At 42, one remembers only bits of childhood, but whatever I do must have left good impact on my mind for me to remember.
It was a small town we lived in. My parents worked. First memory I have is of the box cycle-rickshaw in which we went to the public school. I still remember the name of the rickshaw-puller Raessuddin, a tall, reticent fellow. Our class room faced the road, so we tried to grab window-seat so that we could watch the world moving on. Our school teachers were heros for us. But being a small town, they ended up visiting our home and becoming friends with our father. So we developed a comfort level with them. There was this boy, principal’s relative who sang very well and was the centre of attraction in our annual day functions. He is a renowned singer of religious songs now. Those teachers are still in our family friend circle. Well being from a middle-class family, I felt a bit inferior in that school, and became more introvert and docile from then on. My thin persona added to that.

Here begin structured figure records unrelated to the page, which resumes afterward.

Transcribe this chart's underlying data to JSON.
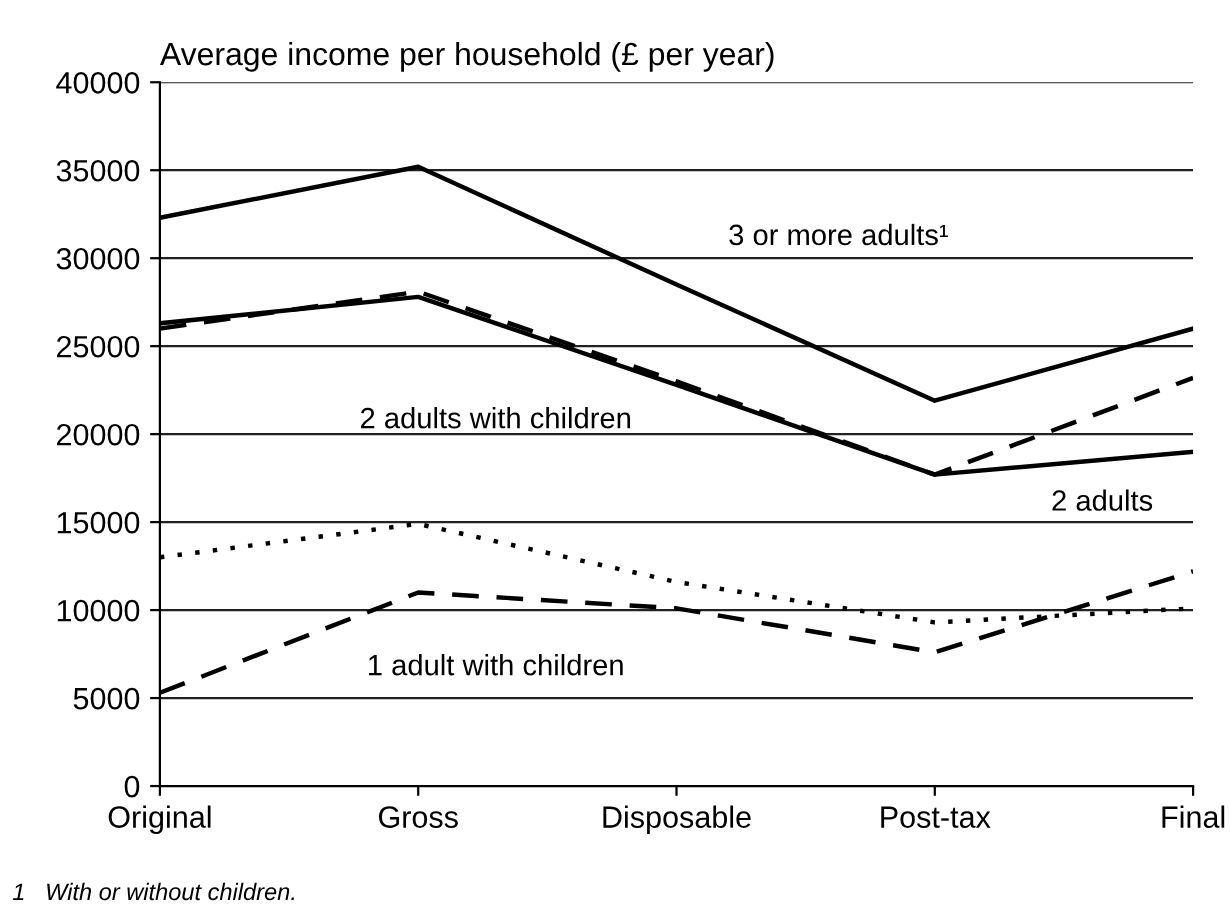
{
  "chart_data": {
    "type": "line",
    "ylabel": "Average income per household (£ per year)",
    "categories": [
      "Original",
      "Gross",
      "Disposable",
      "Post-tax",
      "Final"
    ],
    "series": [
      {
        "name": "3 or more adults¹",
        "color": "#000000",
        "line_style": "solid",
        "values": [
          32300,
          35200,
          28500,
          21900,
          26000
        ]
      },
      {
        "name": "2 adults with children",
        "color": "#000000",
        "line_style": "dashed",
        "values": [
          26000,
          28100,
          23000,
          17700,
          23200
        ]
      },
      {
        "name": "2 adults",
        "color": "#000000",
        "line_style": "solid",
        "values": [
          26300,
          27800,
          22800,
          17700,
          19000
        ]
      },
      {
        "color": "#000000",
        "line_style": "dotted",
        "values": [
          13000,
          14900,
          11600,
          9300,
          10100
        ]
      },
      {
        "name": "1 adult with children",
        "color": "#000000",
        "line_style": "dashed",
        "values": [
          5300,
          11000,
          10100,
          7600,
          12200
        ]
      }
    ],
    "ylim": [
      0,
      40000
    ],
    "yticks": [
      0,
      5000,
      10000,
      15000,
      20000,
      25000,
      30000,
      35000,
      40000
    ],
    "grid": "y",
    "legend": false,
    "marker": "none",
    "annotations": [
      "1   With or without children."
    ]
  }
}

Well, in class-5, I was suddenly removed from that school and put in a govt. school, where I was one of the richest. Parents told me that I have been admitted to the school so that I can get scholarship. But in retrospect I can guess now that they were not willing to pay high fees of the public school, so they wanted me in a low-cost govt. school. That my father never availed Leave Travel Concession from his office, saying that this is govt. ploy to make you spend on hotel, food and other things, confirms my suspicion. From that school in class-6 I was moved to another govt. school. Till class-8 I studied in that school and was one of the bright students in studies and extra-curricular activities. Though my father was never satisfied with my performance. I remember, I was 2nd in my class in class-7, and was coming back home with my prize, certificate to show to family and expecting hugs and kisses. On the way back, I met father who was going somewhere on a bicycle, and he told- Why did not you come first?. That killed all my joy on the spot. I used to have a crush on my maths teacher. Our history teacher loved me like a son. Our English teacher taught me all the basics of English as a second language. I was the star of school plays and story-telling competitions. Suddenly in class-8 my parents were advised by my teachers that for this bright child, this is not the right school. They shifted me to another school in class-9. I was a newbie there and lost all my confidence. I did maintain my academic record, but was subdued in all other activities.
So my regular shifting of school, and my father’s angry nature, actually shaped how I grew up to be a young man. A peace-loving, meek, adjusting, introvert who never asks for things that he deserves. Ofcourse fear of my father also resulted in me not getting any bad habits like smoking, drinking etc. even though our neighbourhood kids were spoilt by such addictions. My mother ingrained the habit of reading in me, which is still helping me a lot.
And I don’t know why I have this habit of making sisters wherever I go. In class-5, in class-8, I ended up treating some girls as sisters and telling them so. Not all of course, because for some I had a hidden crush.
A funny incident I remember is when on my 8th birthday I invited some of these classmates on birthday. My parents had no plans of celebrating my birthday. So I ran to the nearest bakery, and brought a big cupcake, some balloons and stuff, and decorated the home myself. I was thinking of my embarrassment when the friends came and saw that no one was celebrating my birthday. Such was my school time. Though my 1st birthday bash was a great one organised by my parents.